Here in the U.S., far too many people call what happened in this video enabling dependency or giving people something for nothing. A man who spends his life giving to every homeless or hungry person he sees to the extent that he doesn’t save enough money to have something set aside for a medical disaster is often called foolish or irresponsible. After all, why give money to people who would rather beg than get an honest job? And, hunger is a good motivator (yes, that’s something I’ve actually heard said). But there is something else entirely in the politicized way we view things like this.

Here are how some of the commenters over at The Blaze responded:

Liberalism is the reason not more of this goes on. Charity used to be all over, not everyone was helped but many were. No one starved, “everyone got the medical attention they needed.”

Look closely at that commercial. Thanks to the socialist Obama…..America will one day be that desperate and that day is coming closer. This commercial had a happy ending but I don’t think our ending will be happy. We are being ruined and the communist/libs are trying to control our very lives with the takeover of our medical system.

I cried because I am sure somewhere in Obama-care these acts of kindness are probably against the law.

Let us not forget, those were emotions, actions, generosities by individuals, giving of themselves and not by those of the all-powerful government that will determine what happens to all of the characters in this vignette.

I’m unsure how these commenters can’t see that if we had a system of universal healthcare the kindly man in the video wouldn’t have been in dire straights in the first place, because he wouldn’t have found himself faced with a medical bill he couldn’t pay. I’m also seriously confused as to how one of them can actually think that in the past no one starved and everyone got the medical attention they needed. Do they not teach history in schools? I mean, seriously!

One commenter differentiates between individuals giving and social safety net programs run by the government. Yet I personally see the government as the way we as a people come together to work toward the good of everyone in our society. Also, there’s something that’s been bothering me lately about private charity. I saw a video about a wealthy man who went to a poor area at Christmas time and passed out $100 bills. It was clear that he enjoyed seeing people’s reactions, and while I understand that, it still rubbed me the wrong way.

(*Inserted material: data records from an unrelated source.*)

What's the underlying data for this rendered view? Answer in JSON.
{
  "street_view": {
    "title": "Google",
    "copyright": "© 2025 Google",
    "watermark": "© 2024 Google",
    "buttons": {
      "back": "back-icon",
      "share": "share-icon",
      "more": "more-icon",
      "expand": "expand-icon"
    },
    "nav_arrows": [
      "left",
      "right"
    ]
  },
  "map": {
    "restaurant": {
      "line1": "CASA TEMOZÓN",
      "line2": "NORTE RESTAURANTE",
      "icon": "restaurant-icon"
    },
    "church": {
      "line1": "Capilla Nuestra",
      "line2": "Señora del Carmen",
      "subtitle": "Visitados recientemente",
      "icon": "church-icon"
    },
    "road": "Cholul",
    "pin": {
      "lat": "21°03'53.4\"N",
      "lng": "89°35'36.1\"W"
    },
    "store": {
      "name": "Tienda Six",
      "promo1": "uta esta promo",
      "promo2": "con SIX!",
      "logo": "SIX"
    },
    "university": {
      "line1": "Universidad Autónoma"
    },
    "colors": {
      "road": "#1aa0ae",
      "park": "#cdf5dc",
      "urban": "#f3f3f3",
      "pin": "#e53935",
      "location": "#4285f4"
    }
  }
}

The poor should not have to beg and plead and grovel for the basic necessities of life—food, clothes, housing, medical care—that everyone ought to have, rich or poor, “deserving” or not. And you know what else they shouldn’t have to do? They shouldn’t have to express the appropriate thanks needed to boost the ego and self-centeredness of those who give. Yes I went there. Look, when the wealthy give to the poor, they reinforce a certain social hierarchy in a way that I find very bothersome.

I wrote last year about being on Medicaid. Well, things have gone amazingly for my family in the last year, and we’re not only no longer on Medicaid but we also have money to spare. One thing I want to do is give some gift cards to some of the women who work at my children’s daycare. I know that many of them, some more than others, struggle much more than I do. But I don’t plan to stand there and hand them each a $100 bill and wait while they praise me up and down for being so magnanimous. Hell no. Instead I plan to purchase gift cards and give them to the daycare’s director in labeled envelopes, so that she can give them to their intended recipients anonymously. I may even just slip them into her mailbox, without saying anything to her. That won’t entirely fix the problem, but it’ll help.

I’m not suggesting that the kindly man in the commercial was giving out of a desire to feel good about himself or to boost his social standing in the community. I don’t think he was. What I am suggesting is that those who insist that charity must be private and and without government involvement reinforces the social hierarchy and undermines the idea that every person should have food, clothing, shelter, and proper medical care, not because they did anything to deserve them but rather because they are human.